I have installed Ray operator, ray cluster and ray api-server using their helm charts. And I have added the
configmap in the
inline
section of the
configuration
in values.yaml.
configuration:
inline:
configmap:
enabled_plugins:
# -- Task specific configuration [structure](<https://pkg.go.dev/github.com/flyteorg/flytepropeller/pkg/controller/nodes/task/config#GetConfig>)
tasks:
# -- Plugins configuration, [structure](<https://pkg.go.dev/github.com/flyteorg/flytepropeller/pkg/controller/nodes/task/config#TaskPluginConfig>)
task-plugins:
# -- [Enabled Plugins](<https://pkg.go.dev/github.com/flyteorg/flyteplugins/go/tasks/config#Config>).

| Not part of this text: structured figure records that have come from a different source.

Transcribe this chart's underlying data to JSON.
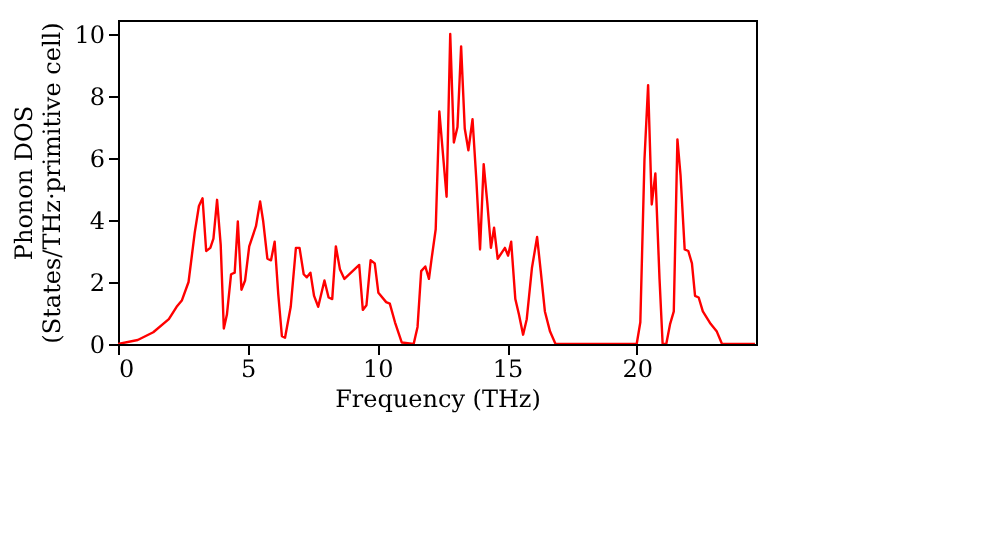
{
  "chart_data": {
    "type": "line",
    "xlabel": "Frequency (THz)",
    "ylabel": "Phonon DOS\n(States/THz·primitive cell)",
    "xlim": [
      0,
      24.6
    ],
    "ylim": [
      0,
      10.45
    ],
    "xticks": [
      0,
      5,
      10,
      15,
      20
    ],
    "yticks": [
      0,
      2,
      4,
      6,
      8,
      10
    ],
    "grid": false,
    "line_style": "solid",
    "marker": "none",
    "series": [
      {
        "color": "#ff0000",
        "x": [
          0,
          0.76,
          1.36,
          1.96,
          2.26,
          2.46,
          2.72,
          2.96,
          3.12,
          3.26,
          3.4,
          3.56,
          3.68,
          3.82,
          3.96,
          4.08,
          4.2,
          4.36,
          4.5,
          4.62,
          4.76,
          4.9,
          5.06,
          5.32,
          5.48,
          5.6,
          5.76,
          5.9,
          6.04,
          6.18,
          6.32,
          6.44,
          6.66,
          6.86,
          7.0,
          7.16,
          7.28,
          7.42,
          7.56,
          7.72,
          7.96,
          8.12,
          8.26,
          8.4,
          8.56,
          8.73,
          9.3,
          9.44,
          9.58,
          9.74,
          9.9,
          10.04,
          10.34,
          10.48,
          10.68,
          10.94,
          11.4,
          11.55,
          11.69,
          11.85,
          11.99,
          12.1,
          12.25,
          12.39,
          12.67,
          12.81,
          12.95,
          13.09,
          13.23,
          13.37,
          13.51,
          13.67,
          13.82,
          13.96,
          14.1,
          14.24,
          14.38,
          14.5,
          14.64,
          14.92,
          15.04,
          15.16,
          15.32,
          15.46,
          15.62,
          15.76,
          15.96,
          16.16,
          16.3,
          16.46,
          16.66,
          16.87,
          20.0,
          20.14,
          20.3,
          20.44,
          20.58,
          20.72,
          20.88,
          21.0,
          21.14,
          21.29,
          21.43,
          21.57,
          21.69,
          21.85,
          21.99,
          22.13,
          22.25,
          22.39,
          22.55,
          22.85,
          23.09,
          23.29,
          24.56
        ],
        "values": [
          0,
          0.13,
          0.38,
          0.8,
          1.2,
          1.4,
          2.0,
          3.6,
          4.45,
          4.7,
          3.0,
          3.1,
          3.4,
          4.65,
          3.2,
          0.5,
          0.95,
          2.25,
          2.3,
          3.95,
          1.75,
          2.05,
          3.15,
          3.8,
          4.6,
          3.95,
          2.75,
          2.7,
          3.3,
          1.6,
          0.25,
          0.2,
          1.2,
          3.1,
          3.1,
          2.25,
          2.15,
          2.3,
          1.55,
          1.2,
          2.05,
          1.5,
          1.45,
          3.15,
          2.4,
          2.1,
          2.55,
          1.1,
          1.25,
          2.7,
          2.6,
          1.65,
          1.35,
          1.3,
          0.7,
          0.05,
          0,
          0.55,
          2.35,
          2.5,
          2.1,
          2.8,
          3.7,
          7.5,
          4.75,
          10.0,
          6.5,
          7.0,
          9.6,
          6.95,
          6.25,
          7.25,
          5.25,
          3.05,
          5.8,
          4.55,
          3.1,
          3.75,
          2.75,
          3.1,
          2.85,
          3.3,
          1.45,
          0.95,
          0.3,
          0.8,
          2.45,
          3.45,
          2.35,
          1.05,
          0.4,
          0,
          0,
          0.7,
          5.95,
          8.35,
          4.5,
          5.5,
          2.1,
          0,
          0,
          0.65,
          1.05,
          6.6,
          5.45,
          3.05,
          3.0,
          2.6,
          1.55,
          1.5,
          1.05,
          0.65,
          0.4,
          0,
          0
        ]
      }
    ]
  }
}
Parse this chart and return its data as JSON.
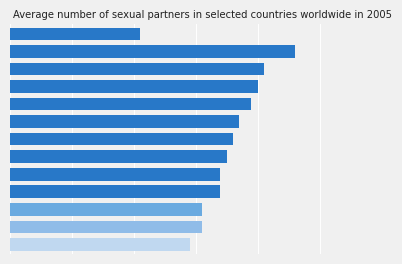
{
  "title": "Average number of sexual partners in selected countries worldwide in 2005",
  "title_fontsize": 7.2,
  "values": [
    10.5,
    23.0,
    20.5,
    20.0,
    19.5,
    18.5,
    18.0,
    17.5,
    17.0,
    17.0,
    15.5,
    15.5,
    14.5
  ],
  "bar_colors": [
    "#2878c8",
    "#2878c8",
    "#2878c8",
    "#2878c8",
    "#2878c8",
    "#2878c8",
    "#2878c8",
    "#2878c8",
    "#2878c8",
    "#2878c8",
    "#6aaae0",
    "#90bce8",
    "#c0d8f0"
  ],
  "background_color": "#f0f0f0",
  "plot_bg_color": "#f0f0f0",
  "bar_height": 0.72,
  "xlim": [
    0,
    28
  ],
  "grid_color": "#ffffff",
  "xtick_vals": [
    0,
    5,
    10,
    15,
    20,
    25
  ]
}
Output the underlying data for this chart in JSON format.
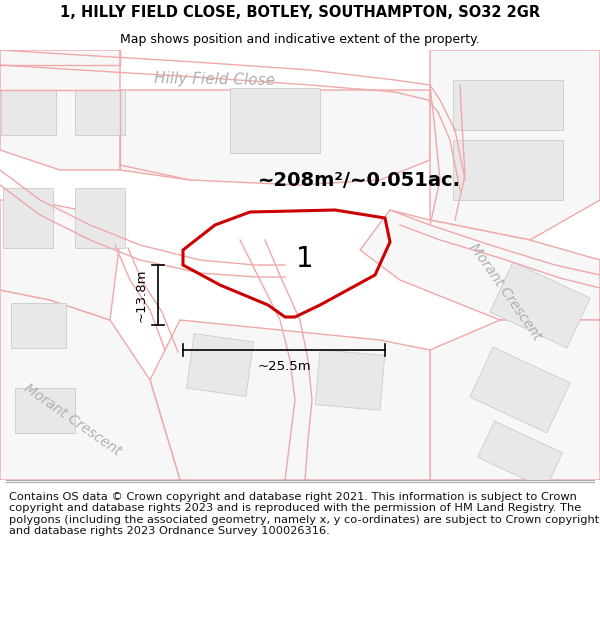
{
  "title_line1": "1, HILLY FIELD CLOSE, BOTLEY, SOUTHAMPTON, SO32 2GR",
  "title_line2": "Map shows position and indicative extent of the property.",
  "footer_text": "Contains OS data © Crown copyright and database right 2021. This information is subject to Crown copyright and database rights 2023 and is reproduced with the permission of HM Land Registry. The polygons (including the associated geometry, namely x, y co-ordinates) are subject to Crown copyright and database rights 2023 Ordnance Survey 100026316.",
  "area_text": "~208m²/~0.051ac.",
  "plot_number": "1",
  "dim_width": "~25.5m",
  "dim_height": "~13.8m",
  "road_label_hfc": "Hilly Field Close",
  "road_label_mc_left": "Morant Crescent",
  "road_label_mc_right": "Morant Crescent",
  "bg_color": "#ffffff",
  "plot_edge": "#cc0000",
  "building_fill": "#e8e8e8",
  "building_edge": "#cccccc",
  "road_line_color": "#f0a8a8",
  "road_outline_color": "#f5c8c8",
  "parcel_edge": "#f0a8a8",
  "title_fontsize": 10.5,
  "footer_fontsize": 8.2,
  "road_label_color": "#b0b0b0"
}
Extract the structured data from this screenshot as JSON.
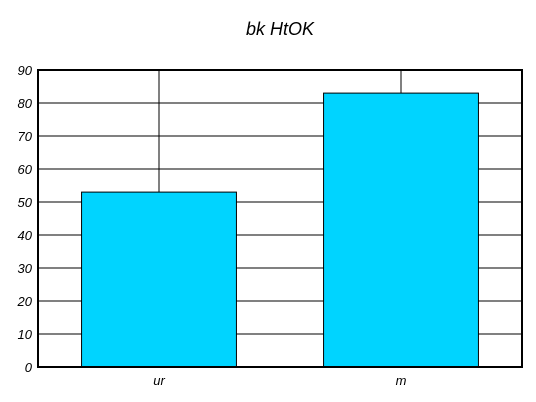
{
  "chart_data": {
    "type": "bar",
    "title": "bk HtOK",
    "xlabel": "",
    "ylabel": "",
    "categories": [
      "ur",
      "m"
    ],
    "values": [
      53,
      83
    ],
    "ylim": [
      0,
      90
    ],
    "yticks": [
      0,
      10,
      20,
      30,
      40,
      50,
      60,
      70,
      80,
      90
    ],
    "grid": true,
    "legend": "none",
    "colors": {
      "bar": "#00d4ff",
      "grid": "#000000",
      "background": "#ffffff"
    }
  }
}
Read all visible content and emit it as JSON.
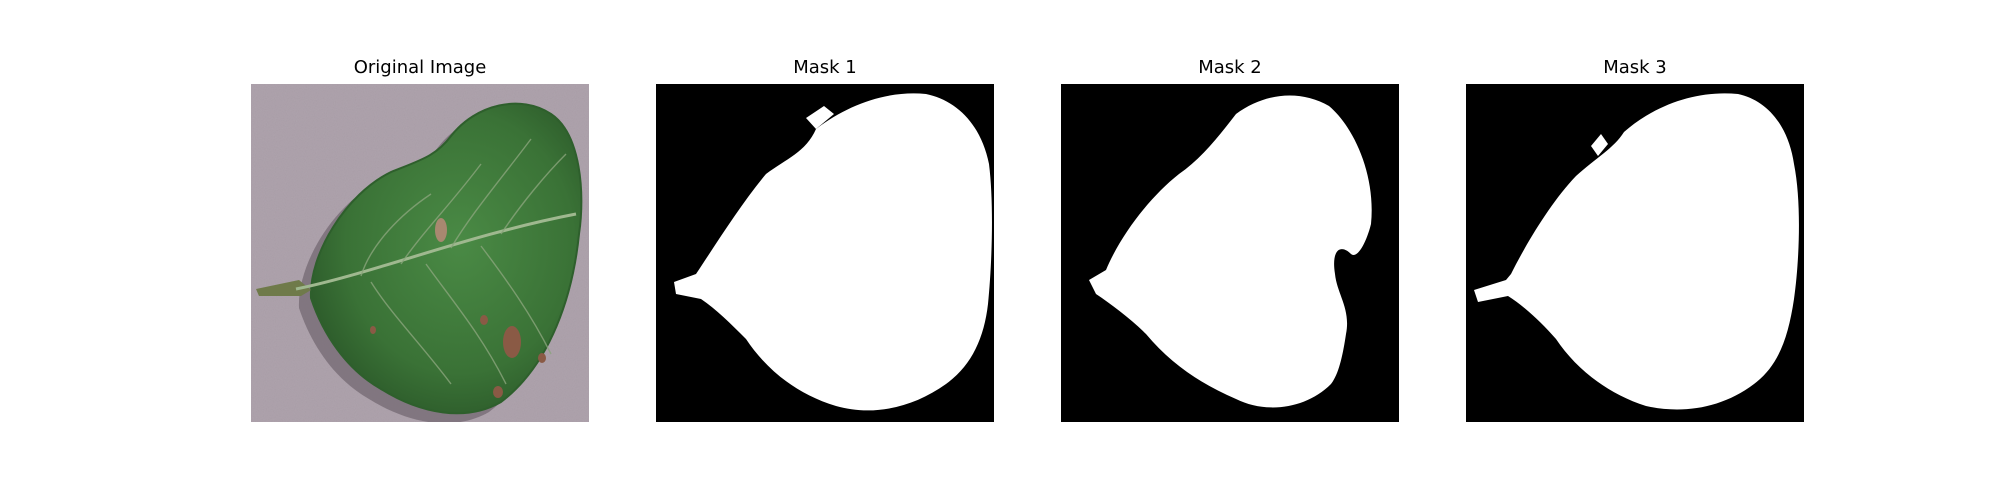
{
  "panels": [
    {
      "title": "Original Image",
      "kind": "photo"
    },
    {
      "title": "Mask 1",
      "kind": "mask"
    },
    {
      "title": "Mask 2",
      "kind": "mask"
    },
    {
      "title": "Mask 3",
      "kind": "mask"
    }
  ],
  "colors": {
    "background_surface": "#a89ca6",
    "leaf": "#3f7a3a",
    "leaf_dark": "#2c5a2a",
    "vein": "#9fb88f",
    "lesion": "#8a5a45",
    "mask_background": "#000000",
    "mask_foreground": "#ffffff"
  }
}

Enable SageMaker*, Athena if you install the backend
# plugins
enabled-plugins:
- container
- sidecar
- k8s-array
- ray
default-for-task-types:
container: container
sidecar: sidecar
container_array: k8s-array
ray: ray
I have all the ray pods running -
NAME READY STATUS RESTARTS AGE
flyte-flyte-binary-6cfdcfc575-9l42x 1/1 Running 0 3d2h
flyte-ray-cluster-kuberay-head-9q6jq 1/1 Running 0 147m
flyte-ray-cluster-kuberay-worker-workergroup-bts8b 1/1 Running 0 147m
kuberay-apiserver-d7bbb9864-htsw4 1/1 Running 0 97m
kuberay-operator-55c84695b8-vftmn 1/1 Running 0 11h
And also all the services -
NAME TYPE CLUSTER-IP EXTERNAL-IP PORT(S) AGE
flyte-flyte-binary-grpc ClusterIP x.x.x.x. <none> 8089/TCP 3d3h
flyte-flyte-binary-http ClusterIP x.x.x.x. <none> 8088/TCP 3d3h
flyte-flyte-binary-webhook ClusterIP x.x.x.x. <none> 443/TCP 3d3h
flyte-ray-cluster-kuberay-head-svc ClusterIP x.x.x.x. <none> 10001/TCP,6379/TCP,8265/TCP,8080/TCP,8000/TCP 166m
kuberay-apiserver-service NodePort x.x.x.x. <none> 8888:31888/TCP,8887:31887/TCP 116m
kuberay-operator ClusterIP x.x.x.x. <none> 8080/TCP 3d2h
Questions:
1. Have I configured flyte to use ray correctly using the configmap in values.yaml?
2. How do I verify that the ray task that Flyte says was successful was indeed run on a ray cluster?